Entre des propositions qui ne relèguent aucunement la sève un peu arty de la photographie, et d’autres où les données esthétiques dialoguent avec l’intelligibilité sociale et politique du territoire, les angles d’approche restent relativement variés. Avec la photographie atmosphérique de paysage, la série Naufrage de Hichem Driss s’arrête sur des côtes rarement foulées. Un rocher qui s’ouvre en éventail, comme s’il semblait provenir des déferlantes, en contrepoint à l’avancement des vaguelettes. L’affleurement de la masse rocheuse rend ses degrés d’impermanence à ces vagues, faisant échouer le regard sur ces bouts de terre qui, abandonnés, semblent glisser vers l’avant-plan.

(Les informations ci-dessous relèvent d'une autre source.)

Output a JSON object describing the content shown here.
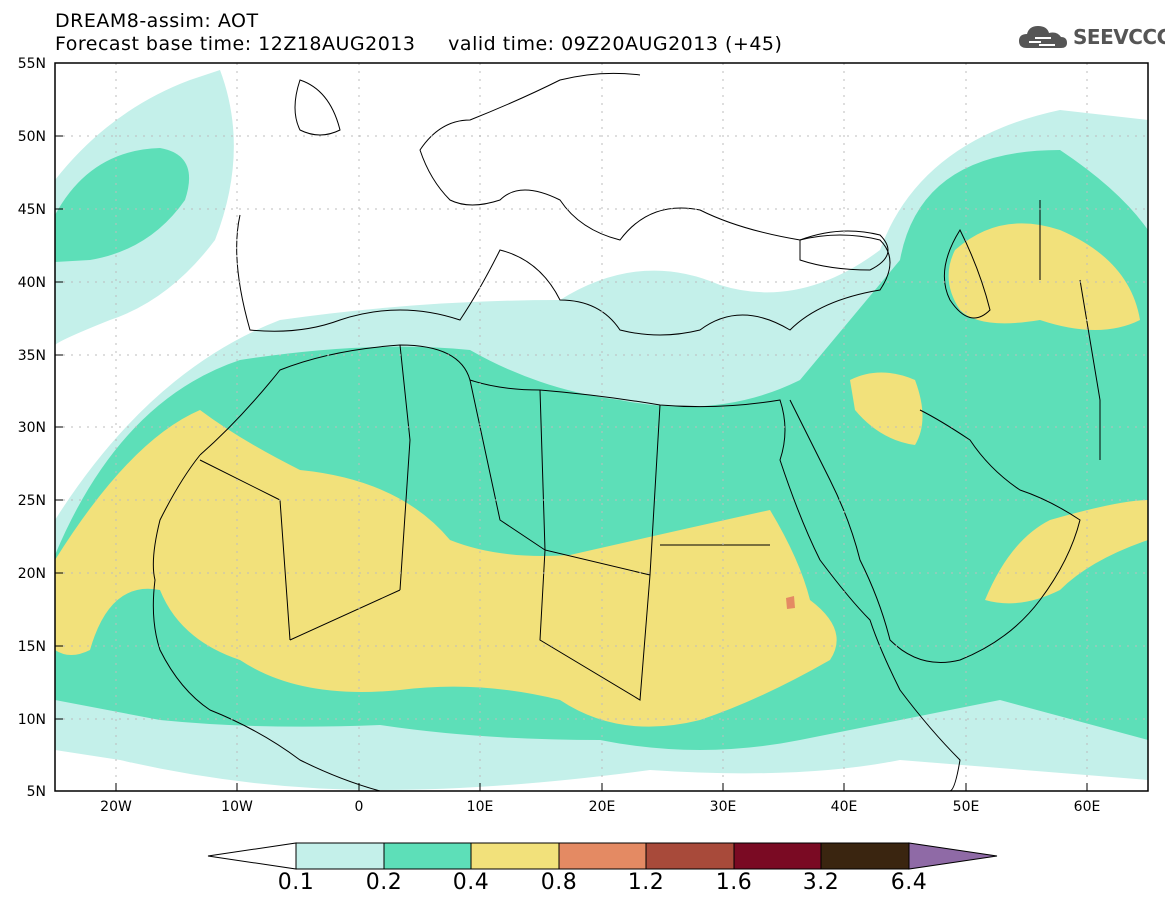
{
  "header": {
    "title_line1": "DREAM8-assim: AOT",
    "title_line2": "Forecast base time: 12Z18AUG2013     valid time: 09Z20AUG2013 (+45)",
    "logo_text": "SEEVCCC"
  },
  "map": {
    "lat_labels": [
      "55N",
      "50N",
      "45N",
      "40N",
      "35N",
      "30N",
      "25N",
      "20N",
      "15N",
      "10N",
      "5N"
    ],
    "lon_labels": [
      "20W",
      "10W",
      "0",
      "10E",
      "20E",
      "30E",
      "40E",
      "50E",
      "60E"
    ],
    "extent": {
      "lon": [
        -25,
        65
      ],
      "lat": [
        5,
        55
      ]
    }
  },
  "colorbar": {
    "labels": [
      "0.1",
      "0.2",
      "0.4",
      "0.8",
      "1.2",
      "1.6",
      "3.2",
      "6.4"
    ],
    "colors": [
      "#ffffff",
      "#c4f0ea",
      "#5ddfb8",
      "#f2e17b",
      "#e48a63",
      "#a84a3a",
      "#7a0a23",
      "#3a2510",
      "#8f6aa6"
    ]
  }
}
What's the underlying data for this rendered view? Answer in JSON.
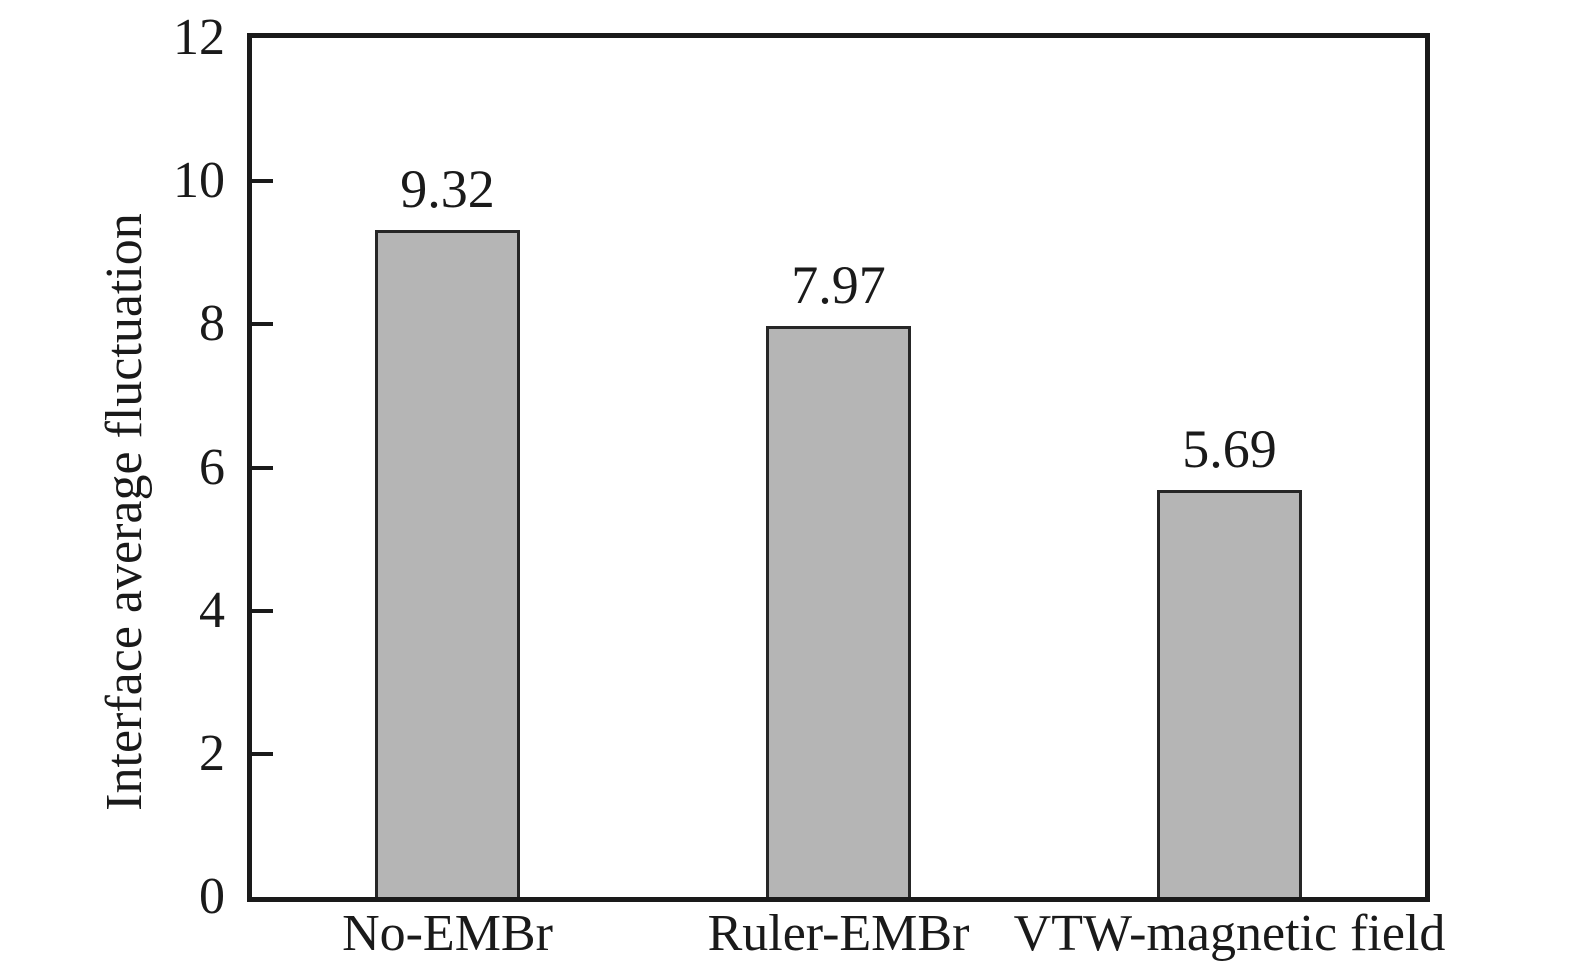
{
  "chart_data": {
    "type": "bar",
    "categories": [
      "No-EMBr",
      "Ruler-EMBr",
      "VTW-magnetic field"
    ],
    "values": [
      9.32,
      7.97,
      5.69
    ],
    "value_labels": [
      "9.32",
      "7.97",
      "5.69"
    ],
    "title": "",
    "xlabel": "",
    "ylabel": "Interface average fluctuation",
    "ylim": [
      0,
      12
    ],
    "yticks": [
      0,
      2,
      4,
      6,
      8,
      10,
      12
    ],
    "ytick_labels": [
      "0",
      "2",
      "4",
      "6",
      "8",
      "10",
      "12"
    ],
    "grid": false,
    "legend_position": "none",
    "bar_fill_color": "#b5b5b5",
    "bar_border_color": "#262626",
    "axis_color": "#1a1a1a",
    "text_color": "#1a1a1a",
    "background_color": "#ffffff"
  }
}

Si elle attrape moins le silence et le vent qu’elle ne permet de soustraire le point de vue à son voile de brumes, la béance du paysage serait en même temps son attrait.

Cette béance peut doter le territoire photographié d’une sorte d’existence spectrale. Dans la série Rivages, sans doute l’une des plus intéressantes de l’exposition, la photographe Mouna Karray superpose comme un palimpseste visuel deux ou trois négatifs d’instantanés et d’incursions entre plusieurs rives. D’un bout à l’autre, l’effet du trompe-l’œil laisse deviner l’entre-deux, celui des frontières, mais aussi celui de la faille qui sépare et éloigne, qui fait résonner en négatif des existences séparées. Ce qui se décalque en abyme pour parasiter, brouiller et désavouer l’aspect documentaire de l’image, revient en réalité à recomposer finement un paysage entre apparition, dépôt, disparition et retour. Manière bien intelligente d’ouvrir, dans la spectralité de ces images, un territoire autre, en un effet de réel par défaut.